Use the Connector in Your Project

Option 1: Maven Central Repository

Maven Central (opens in a new tab)

Edit File pom.xml

Copy and paste the following Maven Dependency into your Mule application pom file.

pom.xml
<dependency>
   <groupId>io.github.mulesoft-ai-chain-project</groupId>
   <artifactId>mule4-webcrawler-connector</artifactId>
   <version>{version}</version>
   <classifier>mule-plugin</classifier>
</dependency>

Option 2: Local Maven Repository

System Requirements

Before you start, ensure you have the following prerequisites:

  • Java Development Kit (JDK) 11 and 17
  • Apache Maven
  • MuleSoft Anypoint Studio

Download the MuleSoft WebCrawler Connector

Clone the MuleSoft WebCrawler Connector repository from GitHub:

git clone https://github.com/MuleSoft-AI-Chain-Project/mule-webcrawler-connector.git
cd mule-webcrawler-connector

Build the Connector with Java 11, 17, 21, 22, etc.

Step 1

export MAVEN_OPTS="--add-opens=java.base/java.util=ALL-UNNAMED --add-opens=java.base/java.net=ALL-UNNAMED --add-opens=java.base/java.util.regex=ALL-UNNAMED --add-opens=java.base/java.lang.reflect=ALL-UNNAMED --add-opens=java.base/java.lang=ALL-UNNAMED --add-opens=java.xml/javax.xml.namespace=ALL-UNNAMED"

Step 2

 
For Java 17
mvn clean install -Dmaven.test.skip=true -DskipTests -Dgpg.skip -Djdeps.multiRelease=17
 
For Java 21
mvn clean install -Dmaven.test.skip=true -DskipTests -Dgpg.skip -Djdeps.multiRelease=21
 
For Java 22
mvn clean install -Dmaven.test.skip=true -DskipTests -Dgpg.skip -Djdeps.multiRelease=22
💡

The MAC Project connectors are constantly updated, and the version is regularly changed. Make sure to replace {version} with the latest release from our GitHub repository (opens in a new tab).
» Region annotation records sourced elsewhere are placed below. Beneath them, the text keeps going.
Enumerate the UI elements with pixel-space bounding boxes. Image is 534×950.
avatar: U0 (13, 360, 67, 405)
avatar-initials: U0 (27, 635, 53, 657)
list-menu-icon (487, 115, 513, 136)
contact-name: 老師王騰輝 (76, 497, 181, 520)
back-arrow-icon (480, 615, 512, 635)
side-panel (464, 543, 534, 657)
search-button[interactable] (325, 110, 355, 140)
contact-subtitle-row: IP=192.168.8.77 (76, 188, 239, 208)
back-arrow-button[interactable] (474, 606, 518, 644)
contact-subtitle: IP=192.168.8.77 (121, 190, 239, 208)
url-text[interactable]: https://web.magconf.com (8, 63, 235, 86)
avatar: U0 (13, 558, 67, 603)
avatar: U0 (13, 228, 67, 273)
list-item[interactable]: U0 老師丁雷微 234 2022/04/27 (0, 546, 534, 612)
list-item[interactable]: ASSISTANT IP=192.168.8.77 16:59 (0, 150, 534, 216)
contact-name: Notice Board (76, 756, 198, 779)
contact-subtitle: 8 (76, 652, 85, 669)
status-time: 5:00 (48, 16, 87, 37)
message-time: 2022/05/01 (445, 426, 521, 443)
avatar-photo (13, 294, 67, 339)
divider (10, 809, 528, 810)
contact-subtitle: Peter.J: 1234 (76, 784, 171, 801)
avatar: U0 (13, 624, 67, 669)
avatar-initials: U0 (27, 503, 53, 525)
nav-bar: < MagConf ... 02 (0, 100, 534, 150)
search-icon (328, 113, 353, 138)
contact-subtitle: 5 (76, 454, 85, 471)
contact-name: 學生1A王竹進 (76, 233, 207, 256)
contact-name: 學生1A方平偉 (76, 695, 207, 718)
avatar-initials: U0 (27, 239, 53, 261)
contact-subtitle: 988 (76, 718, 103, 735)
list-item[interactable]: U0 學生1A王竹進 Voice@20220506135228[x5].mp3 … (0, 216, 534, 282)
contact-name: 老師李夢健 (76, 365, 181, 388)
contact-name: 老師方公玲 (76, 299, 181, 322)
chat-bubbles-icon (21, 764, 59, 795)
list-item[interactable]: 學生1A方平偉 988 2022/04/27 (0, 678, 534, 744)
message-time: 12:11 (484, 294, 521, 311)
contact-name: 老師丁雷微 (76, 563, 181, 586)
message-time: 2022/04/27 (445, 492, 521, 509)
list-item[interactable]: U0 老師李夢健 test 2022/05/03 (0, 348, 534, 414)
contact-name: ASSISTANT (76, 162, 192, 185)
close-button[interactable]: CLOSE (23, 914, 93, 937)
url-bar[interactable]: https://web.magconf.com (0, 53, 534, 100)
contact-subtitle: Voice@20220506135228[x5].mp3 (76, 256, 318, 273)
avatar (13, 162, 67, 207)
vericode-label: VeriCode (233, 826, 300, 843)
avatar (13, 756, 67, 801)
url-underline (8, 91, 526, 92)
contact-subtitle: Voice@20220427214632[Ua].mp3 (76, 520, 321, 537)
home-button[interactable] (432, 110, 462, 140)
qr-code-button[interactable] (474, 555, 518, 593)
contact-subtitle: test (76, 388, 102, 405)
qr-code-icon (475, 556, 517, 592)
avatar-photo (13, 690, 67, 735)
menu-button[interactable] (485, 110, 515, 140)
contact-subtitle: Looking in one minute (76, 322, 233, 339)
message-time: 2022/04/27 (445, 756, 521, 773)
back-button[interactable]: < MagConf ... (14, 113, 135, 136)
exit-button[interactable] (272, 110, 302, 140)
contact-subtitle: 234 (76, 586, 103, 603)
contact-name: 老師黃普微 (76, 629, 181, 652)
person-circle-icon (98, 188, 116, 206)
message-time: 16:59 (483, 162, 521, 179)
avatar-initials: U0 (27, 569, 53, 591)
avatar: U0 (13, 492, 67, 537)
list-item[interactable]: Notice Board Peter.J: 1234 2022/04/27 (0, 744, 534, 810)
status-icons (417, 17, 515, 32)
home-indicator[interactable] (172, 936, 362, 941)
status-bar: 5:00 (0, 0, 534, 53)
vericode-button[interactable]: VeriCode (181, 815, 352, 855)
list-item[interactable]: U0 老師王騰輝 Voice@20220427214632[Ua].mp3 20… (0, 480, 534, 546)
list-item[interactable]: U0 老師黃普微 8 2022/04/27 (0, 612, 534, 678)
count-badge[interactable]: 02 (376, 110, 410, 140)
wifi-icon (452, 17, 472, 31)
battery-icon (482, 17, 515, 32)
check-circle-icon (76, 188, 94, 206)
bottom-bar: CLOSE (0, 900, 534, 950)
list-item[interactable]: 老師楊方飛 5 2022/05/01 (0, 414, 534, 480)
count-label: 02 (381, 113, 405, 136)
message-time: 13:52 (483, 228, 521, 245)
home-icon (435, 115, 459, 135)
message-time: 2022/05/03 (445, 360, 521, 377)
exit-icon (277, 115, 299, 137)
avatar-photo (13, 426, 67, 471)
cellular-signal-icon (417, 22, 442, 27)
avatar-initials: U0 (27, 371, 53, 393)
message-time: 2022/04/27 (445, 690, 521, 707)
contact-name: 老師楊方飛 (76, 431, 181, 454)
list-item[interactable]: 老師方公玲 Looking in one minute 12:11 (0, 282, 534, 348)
Add the following dependency to your pom.xml file:

pom.xml
<dependency>
    <groupId>com.mulesoft.connectors</groupId>
    <artifactId>mule4-webcrawler-connector</artifactId>
    <version>{version}</version>
    <classifier>mule-plugin</classifier>
</dependency>

Connector Configuration

The configuration is applicable to the Crawl website and Get page insights operations. The configuration for the MuleSOft WebCrawler connector is simple to create. Go to the Global Elements in your MuleSoft project, and create a new configuration. In the Connector Configuration, you will find the MuleSoft WebCrawler Configuration. Select it and press OK.

WebCrawler Configuration

If you wish to restrict content retrieval from specific elements or tags, then enter these in the Tag List as in the example below.

WebCrawler Configuration with Tags

In the example above, only text from HTML elements p.text-primary and h1.heading-primary will be retrieved (or analysed if using the Get page insights operation).